小説

『二十で勝てる』中杉誠志【「20」にまつわる物語】

 ディーラーが、分けたそれぞれに札を配ると、クイーンのほうにはダイヤの二がきた。ダブルするのにお誂えだ。
『ダブル』
 チップを追加すると、ディーラーがさらに札を配る。クラブの八。合わせて二十。素晴らしい! なんてこった、ああ、神様! ありがとう! 二十を捨てて二十が来た!
 じゃあ、もうひとつのほうはどうだ? ジャックのほうに配られたのは、スペードの四でした。十四でダブルはちょっと考えたくなるが、考えたってしょうがねえ。腹はくくったんだ。
『ダブル』
 そして配られたのはダイヤの六。素晴らしい奇跡! こっちも合わせて二十! 向こうが二十一でなきゃこっちの勝ち!
 ディーラーが手札をめくると、スペードの四でした。一枚引きましたが、ハートの九だった。合わせて二十二! バースト! 危なかったが、おれの勝ちィ!
 やったぜ、ありがとう、神様! これでおれの持ち金は千六百ドルだ! 千六百ドル! 先生みたいな立派な人にとっちゃ、はした金か、ちょっとした小遣いくらいかもしれませんが、おれみたいな人間にとっちゃ大金だ。
 これは流れが来てる!――そう思いました。博打ってのは技術じゃあねえ。流れだ。流れに乗るか乗らないかで、勝敗が決まる。ここで降りたところで、千六百ドル。最初から百ドルプラス。百ドルぽっち勝って降りたんじゃ、セコすぎる。百ドルぽっちでなにが買える? 流れに乗りゃ、もっと稼げる。いつも苦労かけてる嫁さんに、いいもん食わせてやりてえじゃねえか。ドレスの一着も買ってやって、イタリア旅行に連れてってやりてえじゃねえか。これは、いわば愛でさ! 世の中に、愛が勝たずに、いったいなにが勝つってんですか!
 だからおれァ、持ち金全部賭けました。勝てば三千二百ドル。三千二百ドル! 先生みたいな立派な人にとっちゃ、はした金か、ちょっとした小遣いくらいかもしれませんが、おれみたいな人間にとっちゃ大金だ。
 そう、大金だ。勝てば大金、負ければパーだ。勝つしかなかった。嫁さんのために、愛のために!
 でも、負けました。ディーラーのやつ、いきなりブラックジャック引きやがった。二十一を。
 おかげで、すっからかん。
 むしゃくしゃしたんで、家に帰ってから嫁さん殴りました。むちゃくちゃに。でも、いっときますがね、先生。愛があるから殴れるんですぜ。他人なら殴りません。一番殴ってやりてえのはディーラーだった。が、殴らなかった。ディーラーは他人ですもん。嫁さんは嫁さんだ。愛あればこそ、おれァ嫁さんを殴ったんだ。

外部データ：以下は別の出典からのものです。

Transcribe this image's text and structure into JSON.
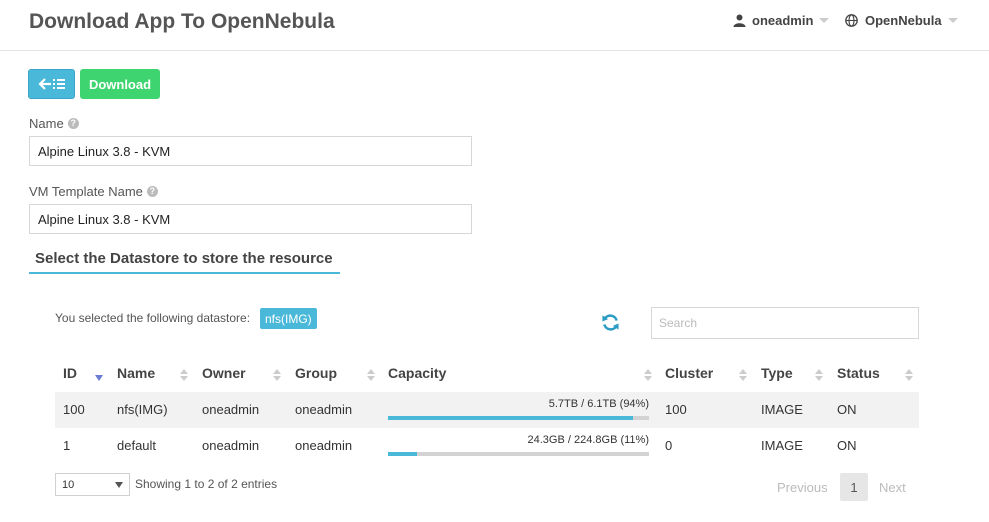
{
  "header": {
    "title": "Download App To OpenNebula",
    "user": "oneadmin",
    "zone": "OpenNebula"
  },
  "toolbar": {
    "back_icon": "arrow-left-list-icon",
    "download_label": "Download"
  },
  "form": {
    "name_label": "Name",
    "name_value": "Alpine Linux 3.8 - KVM",
    "template_label": "VM Template Name",
    "template_value": "Alpine Linux 3.8 - KVM"
  },
  "datastore": {
    "section_title": "Select the Datastore to store the resource",
    "selected_prefix": "You selected the following datastore:",
    "selected_value": "nfs(IMG)",
    "search_placeholder": "Search",
    "columns": [
      "ID",
      "Name",
      "Owner",
      "Group",
      "Capacity",
      "Cluster",
      "Type",
      "Status"
    ],
    "rows": [
      {
        "id": "100",
        "name": "nfs(IMG)",
        "owner": "oneadmin",
        "group": "oneadmin",
        "capacity": "5.7TB / 6.1TB (94%)",
        "capacity_pct": 94,
        "cluster": "100",
        "type": "IMAGE",
        "status": "ON"
      },
      {
        "id": "1",
        "name": "default",
        "owner": "oneadmin",
        "group": "oneadmin",
        "capacity": "24.3GB / 224.8GB (11%)",
        "capacity_pct": 11,
        "cluster": "0",
        "type": "IMAGE",
        "status": "ON"
      }
    ],
    "page_size": "10",
    "showing": "Showing 1 to 2 of 2 entries",
    "previous": "Previous",
    "current_page": "1",
    "next": "Next"
  },
  "colors": {
    "accent": "#4ab8d9",
    "success": "#3ed46f"
  }
}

 なのになんでおれが通報されて、警察に捕まって、精神鑑定だかで、いま精神科医の先生と話してんのか、よくわかんねえんでさ。
 なあ、先生。失礼ですが……あんたらみんな、ちょっとココおかしいんじゃねえのかい?」
 そういって、彼は自分のこめかみを指差した。